Billie looked down her nose
sternly at him. “There's nothing I know of that says a sister has
to be so helpful to her brother that she will pick a wife for him.
I'm cleaning your house, and that's my limit.”

Bat chuckled. That broke Billie
up, too.

“Bat, I think I'll haul Hannah's
clothes over to Ellen Withman this afternoon so I'll be gone for a
spell.”

“Want me to go along with
ya?”

“That won't be necessary if you're
busy. I just wanted you to know where I disappeared to is all,”
Billie said. “Unless you just want to ride along to be
going.”

“Yip, I think I
do,” Bat said.

It was several miles across his
ranch to the Withman place. As bad as he hated helping Billie cart
off Hannah's belongings, he didn't want Billie that far from the
ranch house alone.

That afternoon, Bat helped Billie
load boxes into the back of the buggy. About two hours later, he
drove up by the Withman house and parked. The porch roof leaned on
one end, because the porch post had rotted away. The rusted tin
roof wasn't leak proof anymore if it ever had been. “Sure ain't
much of a house for all them younguns to call home,” Bat
stated.

Ellen came out on the porch,
wiping her hands on her dirty apron. Six children from a year on up
filed out behind her and eyed the strangers. “Howdy, Miss Billie,
Mr. Bat. What kin I do fer ya?”

Billie and Bat climbed out of the
buggy. Billie walked over to the edge of the porch. “My brother is
cleaning his house out. He's looking for a place to go with the
clothes that belonged to his late wife, and I thought of you. Could
you use them, Ellen? We sure hate to see nice clothes go to
waste.”

Tears came to Ellen's eyes. “My
lands, I never expected such a gift. I'd be right honored to cept
Miss Hannah's clothes. Much obliged, Mr. Bat.”

Bat and Billie picked up a box and
brought them to the porch. Ellen said, “Seth, you and Oscar go
fetch the other boxes. Don't make our company do all the
work.”

Two tow headed boys, around twelve
and thirteen, sprinted off the porch and retrieved the
boxes.

Bat turned to see what the ruckus
was beside the house. Two spotted mongrels, growling at each other,
pulled a red and white cowhide into sight. The dogs quarreled at
each other to protect their share of the hide.

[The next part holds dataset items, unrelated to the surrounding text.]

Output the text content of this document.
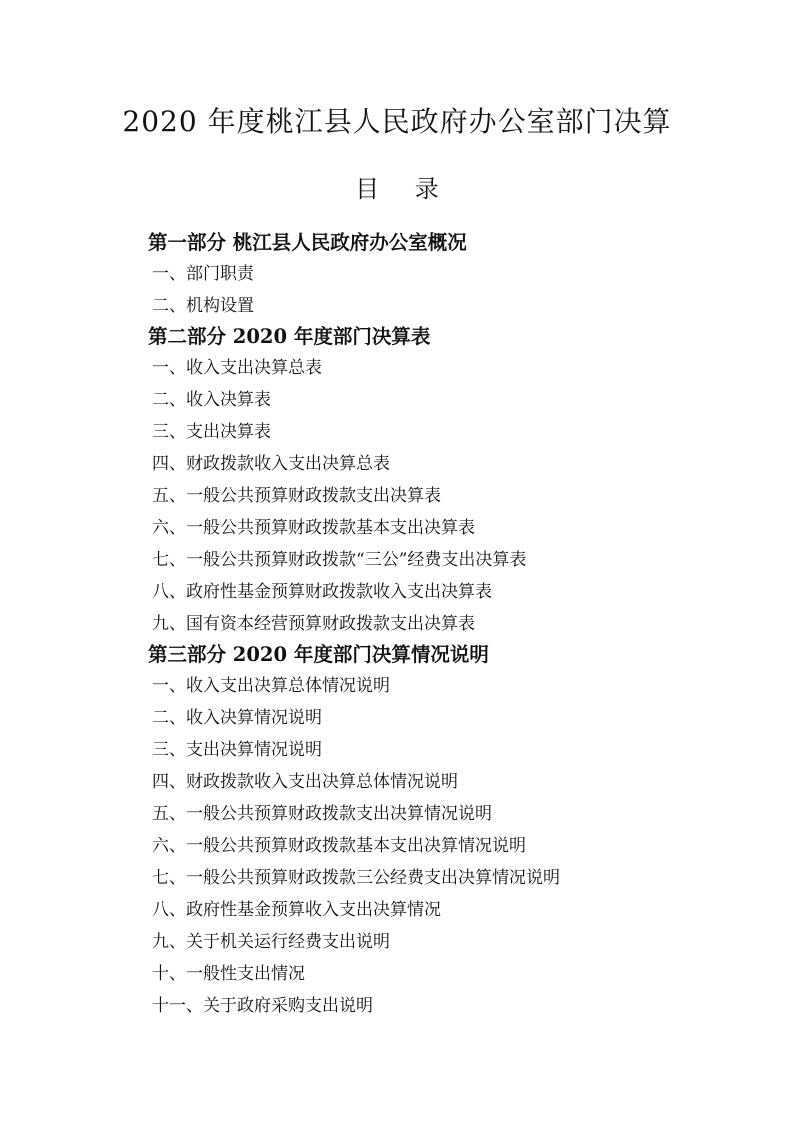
2020 年度桃江县人民政府办公室部门决算
目 录
第一部分 桃江县人民政府办公室概况
一、部门职责
二、机构设置
第二部分 2020 年度部门决算表
一、收入支出决算总表
二、收入决算表
三、支出决算表
四、财政拨款收入支出决算总表
五、一般公共预算财政拨款支出决算表
六、一般公共预算财政拨款基本支出决算表
七、一般公共预算财政拨款“三公”经费支出决算表
八、政府性基金预算财政拨款收入支出决算表
九、国有资本经营预算财政拨款支出决算表
第三部分 2020 年度部门决算情况说明
一、收入支出决算总体情况说明
二、收入决算情况说明
三、支出决算情况说明
四、财政拨款收入支出决算总体情况说明
五、一般公共预算财政拨款支出决算情况说明
六、一般公共预算财政拨款基本支出决算情况说明
七、一般公共预算财政拨款三公经费支出决算情况说明
八、政府性基金预算收入支出决算情况
九、关于机关运行经费支出说明
十、一般性支出情况
十一、关于政府采购支出说明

While the younguns carried the
boxes in the house for Ellen, Seth raced off the porch and picked
up a large stick. He got close enough to strike the closest dog on
the back and swiped at the other as they raced back out of sight.
He took off after them, switching his stick in the air like a
whip.

Out of curiosity, Bat toed the cow
hide until he had the rump rolled up. The brand was Bar BK. He
walked back to the buggy to stand by Billie and waited for Ellen to
come out to say good bye.

Once they were on their way back
to the ranch, Billie asked, “You didn't look too happy about that
cowhide. What was the brand?”

“Mine,” Bat snapped.

“Figured as much from the look on
your face,” Billie said, studying her hands in her lap. “What are
you going to do about it?”

“I cain't take food out of the
mouth of all them younguns,” he growled. “Besides, I won't miss one
beef now and then.”

“That's why I love you, brother,”
Billie said, patting his arm.

“Ya wouldn't
feel that way about me if ya knew what I was thinkin' when I saw my
beef hide shucked out and layin' on the ground back there,” Bat
said, trying not to grin.

On Sunday morning as with most
other Sunday mornings, Bat walked over to Billie's house so they
could walk to church together.

The Sunday routine usually gave
them a chance to talk, but there wasn't much new to discuss that
morning since they had seen each other every day that
week.

“Good day, isn't it?” Bat
mentioned.

“Fine day to give thanks to the
Lord,” Billie agreed.

As they walked by Mrs. Petermier's
house two doors away from Billie's, her large black dog rose from
his resting place in the shadows. He growled at them.

“Mercy, I am always glad that
woman has her yard fenced in when that dog acts up,” Billie said,
patting her chest.

“He sure sounds as if he means
business,” Bat agreed.

Bat and Billie always sat in a pew
middle ways of the church and right behind Sarah Tilly. Bat's two
daughters sat on the other side of Billie.

Billie caught Bat's eyes and
wavered a finger at Sarah Tilly's back.

Bat mostly got his best look at
that young woman from behind at church on Sundays. Her golden hair
was always in a tight knot on the back of her neck, resting on the
lacy collar of her prim and proper checkered dress.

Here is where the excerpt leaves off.